La storia del montaggio a Spello

Il primo fine settimana del XII Festival del Cinema Città di Spello e dei Borghi Umbri apre con una mostra ed un incontro dedicato ad una porzione straordinaria della storia del montaggio cinematografico in Italia, “Guanti bianchi – Donne al cinematografo dagli anni ’20″. Grazie al supporto di Silvia Salvatori (Gli ultimi saranno gli ultimi, 2015), l’evento ripercorre una dinastia di grandi montatori del cinema italiano nata nel primo ventennio del secolo scorso con Aida Masci, bisnonna dell’attrice, e proseguita con la figlia Licia Quaglia, con il nipote Massimo Quaglia e con Claudio Di Mauro, allievo di Licia.

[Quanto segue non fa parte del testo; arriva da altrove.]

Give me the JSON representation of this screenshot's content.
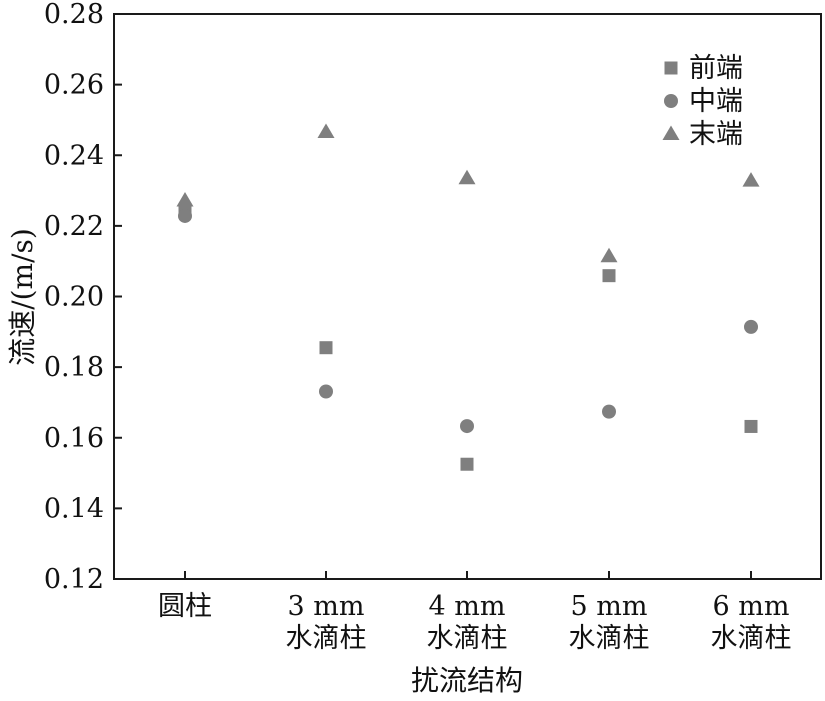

Dalle prime esperienze nella S.A.C.I (Stampa Artistica Cinematografica Italiana) fatte da Aida Masci, passando per l’eredità di un mestiere ricevuto da Licia Quaglia e da lei trasmesso al nipote Massimo Quaglia e ad un giovanissimo Claudio Di Mauro, entrambi vincitori del David di Donatello per il miglior montaggio, il Festival del Cinema Città di Spello ripercorre il passaggio epocale dall’era della pellicola al digitale e ricompone le storie di coloro che lo hanno attraversato e che ancora oggi sono maestri di un mestiere e di un’arte fondamentale per il cinema.
Licia Quaglia, a cui è dedicata la mostra, nasce nel 1916 in un contesto artistico che la porta a seguire le orme materne fino ad arrivare a lavorare alla Titanus e poi all’Istituto Luce dove diventa capo del reparto montaggio e sincronizzazione. Era soprannominata “La Carabiniera” per la sua estrema precisione nel montare. Molti montatori oggi affermati, tra cui suo nipote Massimo Quaglia e Claudio Di Mauro, devono il mestiere all’insegnamento generoso di Licia Quaglia.
«Nel mestiere del montatore la preparazione, l’ordine e la chiarezza sono fondamentali. L’insegnamento di Licia Quaglia me lo sono portato dietro negli anni e ho sposato la sua rigidità», dice Di Mauro. «Mia zia era un carabiniere graduato, ma guardando il suo lavoro rimanevo affascinato e ho capito che quella era la mia strada», aggiunge Massimo Quaglia.
Massimo Quaglia, montatore dei film di Giuseppe Tornatore, Roberto Andò, Liliana Cavani e Donato Carrisi, ha vinto due David di Donatello, nel 2013 per La migliore offerta e nel 2022 per Ennio, e un Nastro d’argento nel 2001 per Malèna. «Un tempo per montare un film ci volevano anche 9 mesi, era come un parto», racconta Quaglia.
Claudio Di Mauro, che a soli 14 anni ha cominciato la sua carriera di montatore, ha lavorato alle opere di Michelangelo Antonioni, Gabriele Muccino, Roberto Andò, Gabriele Salvatores e moltissimi altri, vincendo nel 2001 il David di Donatello per L’ultimo Bacio. «Per fare il montatore serve sensibilità e cultura – spiega ancora Di Mauro – La nostra professione non è altro che l’ultima stesura di una scrittura fatta a monte. C’è una sceneggiatura che il regista mette in scena e che il montaggio rende definitiva. Per farlo bisogna avere delle competenze per cui non basta saper schiacciare dei bottoni, ma è necessario un pensiero dietro che deriva dalla partecipazione attiva e condivisa a quel racconto. La fase di montaggio è determinante, lì si decide cosa si vedrà di un’opera».